The British Columbia government agreed to lease or sell 700 hectares (1,730 acres) of land to the Haisla First Nation to help speed development of a liquefied natural gas terminal.
The agreement gives the Haisla, an indigenous Canadian group, access to waterfront land in an area where other LNG export terminals have been proposed, the government said in statement today. The Haisla are partners in one of the province’s LNG export projects and have rented out some of their land for another terminal.
The deal “has the potential to fast-track a major LNG facility in the Kitimat area,” Ida Chong, the province’s minister of aboriginal relations and reconciliation, said at a press conference in Vancouver. It also encourages the participation of the Haisla in LNG development.
The government sees as many as seven LNG export projects in British Columbia, with the first built as soon as 2015, said Rich Coleman, the provincial Minister of Energy, Mines and Natural Gas. British Columbia is seeking ways to liquefy and export its gas via tankers to Asian markets, where prices are higher than in North America.
Apache Corp. (APA), Encana Corp. (ECA) and Royal Dutch Shell Plc (RDSA) are among the companies that have proposed gas export terminals in British Columbia, which holds an estimated 200 trillion cubic feet of the fuel in shale formations.
The Haisla will pay the provincial government “market value” rent for the land, near their reserve, Chong said.
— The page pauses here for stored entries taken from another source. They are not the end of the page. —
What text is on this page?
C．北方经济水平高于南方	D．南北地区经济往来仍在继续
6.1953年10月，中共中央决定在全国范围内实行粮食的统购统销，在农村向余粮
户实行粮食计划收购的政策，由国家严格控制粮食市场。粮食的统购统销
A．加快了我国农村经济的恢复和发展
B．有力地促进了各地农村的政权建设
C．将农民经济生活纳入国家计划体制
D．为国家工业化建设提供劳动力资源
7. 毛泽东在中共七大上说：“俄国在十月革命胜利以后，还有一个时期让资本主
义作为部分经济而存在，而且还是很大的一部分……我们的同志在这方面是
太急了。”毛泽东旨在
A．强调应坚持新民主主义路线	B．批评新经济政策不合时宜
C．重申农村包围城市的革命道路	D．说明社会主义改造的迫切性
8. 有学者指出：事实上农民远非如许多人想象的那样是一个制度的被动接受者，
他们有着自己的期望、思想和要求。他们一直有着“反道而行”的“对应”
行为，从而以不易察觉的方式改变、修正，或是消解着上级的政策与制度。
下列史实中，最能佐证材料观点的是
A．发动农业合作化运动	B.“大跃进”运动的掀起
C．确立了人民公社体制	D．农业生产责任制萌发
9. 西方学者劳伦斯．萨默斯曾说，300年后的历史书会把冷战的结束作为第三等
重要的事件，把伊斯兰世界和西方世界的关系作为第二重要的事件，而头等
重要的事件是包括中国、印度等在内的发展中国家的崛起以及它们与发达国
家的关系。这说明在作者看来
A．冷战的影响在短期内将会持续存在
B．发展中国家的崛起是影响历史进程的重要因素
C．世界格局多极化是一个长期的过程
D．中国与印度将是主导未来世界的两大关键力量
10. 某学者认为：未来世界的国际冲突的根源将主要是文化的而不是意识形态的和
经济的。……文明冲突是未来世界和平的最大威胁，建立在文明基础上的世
A purchase price would be negotiated later, she said.
The group currently has a 50 percent stake in the proposed Douglas Channel Energy Partnership with LNG Partners LLC, a closely held Houston-based company. The Douglas Channel project includes a barge-based liquefaction plant near Kitimat, British Columbia, that would convert about 125 million standard cubic feet of gas a day.
The Haisla already have an agreement to lease land to Apache, which is considering building the Kitimat LNG project with its partners Encana and EOG Resources Inc. (EOG) Under today’s agreement, the group may offer access to the additional land to Apache, Shell or other LNG developers, said Ellis Ross, Haisla Chief Councilor.
Apache’s project may beat rivals including Shell to become the first to export LNG from Canada’s Pacific Coast by 2016, British Columbia Premier Christy Clark said on Sept. 12. The company said in June first production from Kitimat may be in 2017.
Asian gas consumers are paying at least five times as much as buyers in North America for gas, Coleman said.
“Right now, Japan is most interested in receiving more exports of liquefied natural gas,” Chong said. “South Korea is also interested and we’ve also heard China and India are two large emerging markets.”